TNTP's fellows and those accepted into TFA get to skip typical teacher-certification processes. How school districts certify teachers and how states license them varies widely, but generally applicants won't be considered without an education degree. (A bachelor's degree is usually enough, especially in urban schools that endure wild turnover.) TNTP and TFA are controversial among teachers'-union members and education professors because the organizations put new teachers in classrooms after only five to seven weeks of boot-camp training.
But TNTP and TFA argue, correctly, that many of their Ivy League applicants would never teach at all if they had to earn an education degree first. The groups have powerful allies. Secretary of Education Arne Duncan, a contrarian 45-year-old who used to run the Chicago school district, has spoken admiringly of both organizations. And not long ago he gave a speech denouncing the traditional system of teacher-training: "By almost any standard," he said, "many if not most of the nation's 1,450 schools, colleges and departments of education are doing a mediocre job of preparing teachers for the realities of the 21st century classroom."
More than 85% of U.S. teachers have an education degree. But many ed schools are fusty, politicized institutions that seem designed to turn out reliable teachers'-union members rather than reliable educators. And their lecture halls aren't exactly brimming with overachievers. According to a forthcoming McKinsey & Co. study, just 23% of new teachers in the U.S. come from the top third of their college classes; 47% come from the bottom third. In other words, we hire lots of our lowest performers to teach, and then we scream when our kids don't excel.
Changing the profession will require changing perceptions: in a new TIME poll, 76% of respondents said many smart people don't go into teaching because it doesn't pay enough.
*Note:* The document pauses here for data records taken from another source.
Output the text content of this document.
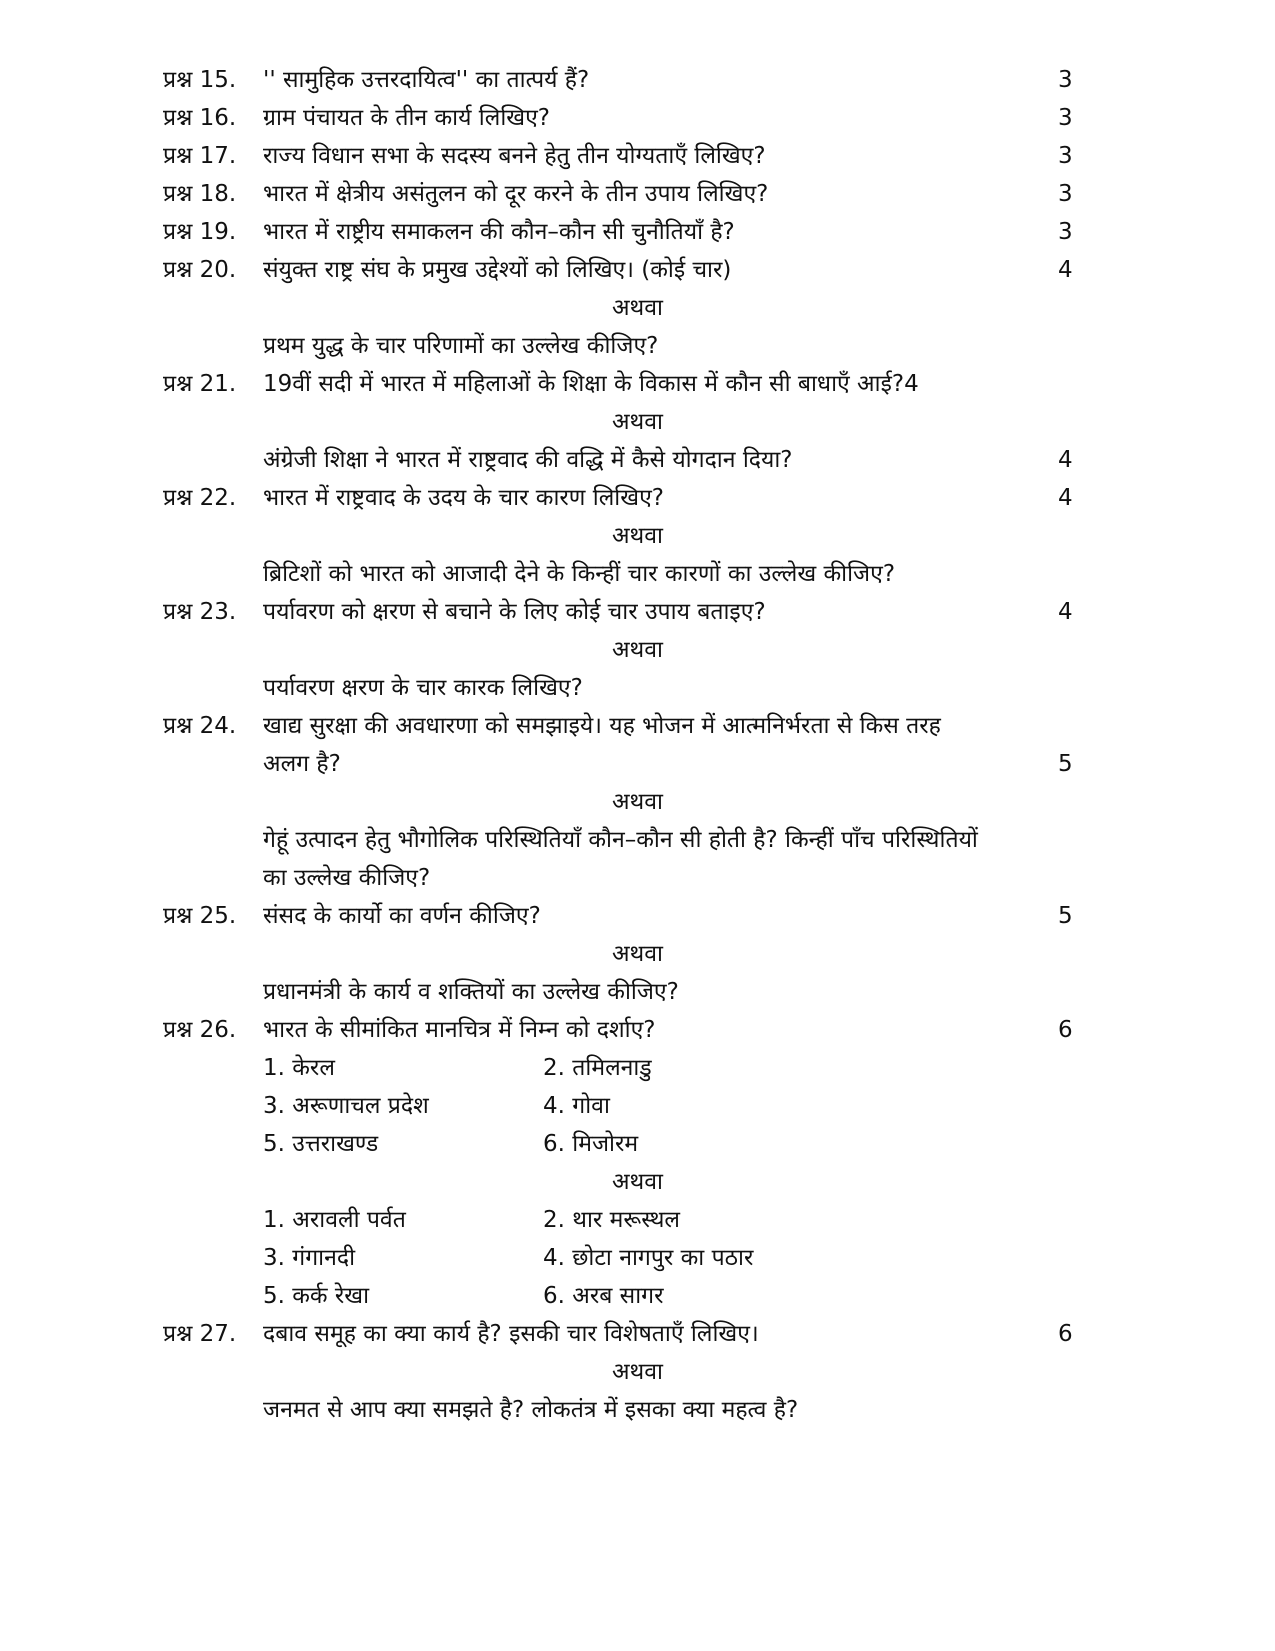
प्रश्न 15. '' सामुहिक उत्तरदायित्व'' का तात्पर्य हैं?	3
प्रश्न 16. ग्राम पंचायत के तीन कार्य लिखिए?	3
प्रश्न 17. राज्य विधान सभा के सदस्य बनने हेतु तीन योग्यताएँ लिखिए?	3
प्रश्न 18. भारत में क्षेत्रीय असंतुलन को दूर करने के तीन उपाय लिखिए?	3
प्रश्न 19. भारत में राष्ट्रीय समाकलन की कौन–कौन सी चुनौतियाँ है?	3
प्रश्न 20. संयुक्त राष्ट्र संघ के प्रमुख उद्देश्यों को लिखिए। (कोई चार)	4
अथवा
प्रथम युद्ध के चार परिणामों का उल्लेख कीजिए?
प्रश्न 21. 19वीं सदी में भारत में महिलाओं के शिक्षा के विकास में कौन सी बाधाएँ आई?4
अथवा
अंग्रेजी शिक्षा ने भारत में राष्ट्रवाद की वद्धि में कैसे योगदान दिया?	4
प्रश्न 22. भारत में राष्ट्रवाद के उदय के चार कारण लिखिए?	4
अथवा
ब्रिटिशों को भारत को आजादी देने के किन्हीं चार कारणों का उल्लेख कीजिए?
प्रश्न 23. पर्यावरण को क्षरण से बचाने के लिए कोई चार उपाय बताइए?	4
अथवा
पर्यावरण क्षरण के चार कारक लिखिए?
प्रश्न 24. खाद्य सुरक्षा की अवधारणा को समझाइये। यह भोजन में आत्मनिर्भरता से किस तरह
अलग है?	5
अथवा
गेहूं उत्पादन हेतु भौगोलिक परिस्थितियाँ कौन–कौन सी होती है? किन्हीं पाँच परिस्थितियों
का उल्लेख कीजिए?
प्रश्न 25. संसद के कार्यो का वर्णन कीजिए?	5
अथवा
प्रधानमंत्री के कार्य व शक्तियों का उल्लेख कीजिए?
प्रश्न 26. भारत के सीमांकित मानचित्र में निम्न को दर्शाए?	6
1. केरल	2. तमिलनाडु
3. अरूणाचल प्रदेश	4. गोवा
5. उत्तराखण्ड	6. मिजोरम
अथवा
1. अरावली पर्वत	2. थार मरूस्थल
3. गंगानदी	4. छोटा नागपुर का पठार
5. कर्क रेखा	6. अरब सागर
प्रश्न 27. दबाव समूह का क्या कार्य है? इसकी चार विशेषताएँ लिखिए।	6
अथवा
जनमत से आप क्या समझते है? लोकतंत्र में इसका क्या महत्व है?
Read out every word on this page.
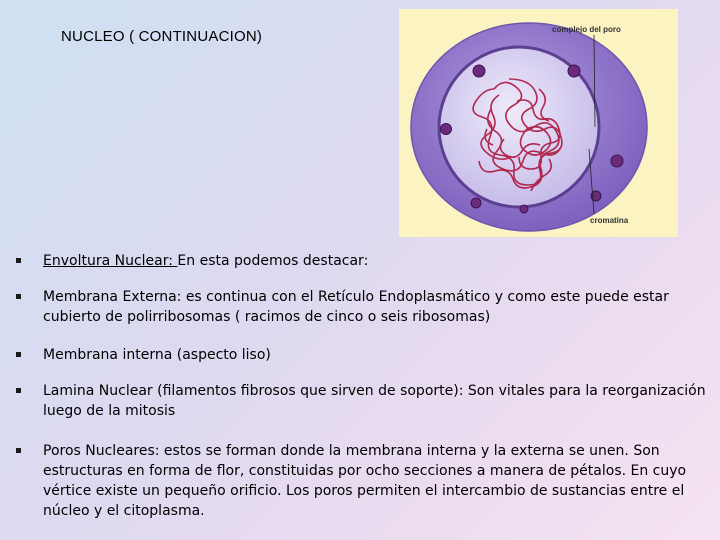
NUCLEO ( CONTINUACION)	complejo del poro
cromatina
Envoltura Nuclear: En esta podemos destacar:
Membrana Externa: es continua con el Retículo Endoplasmático y como este puede estar cubierto de polirribosomas ( racimos de cinco o seis ribosomas)
Membrana interna (aspecto liso)
Lamina Nuclear (filamentos fibrosos que sirven de soporte): Son vitales para la reorganización luego de la mitosis
Poros Nucleares: estos se forman donde la membrana interna y la externa se unen. Son estructuras en forma de flor, constituidas por ocho secciones a manera de pétalos. En cuyo vértice existe un pequeño orificio. Los poros permiten el intercambio de sustancias entre el núcleo y el citoplasma.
That may be true, but most respondents in a McKinsey survey of 900 top-third college students said they believe, incorrectly, that garbage collectors are paid more than teachers. According to the Bureau of Labor Statistics, the average K-12 teacher in the U.S. makes approximately $49,000. Yes, the lowest 10% earn about $32,000, but the top 10% earn roughly $78,000. A chemistry teacher at a public school in an upscale suburban county can make $150,000 a year or more. And he gets the summer off.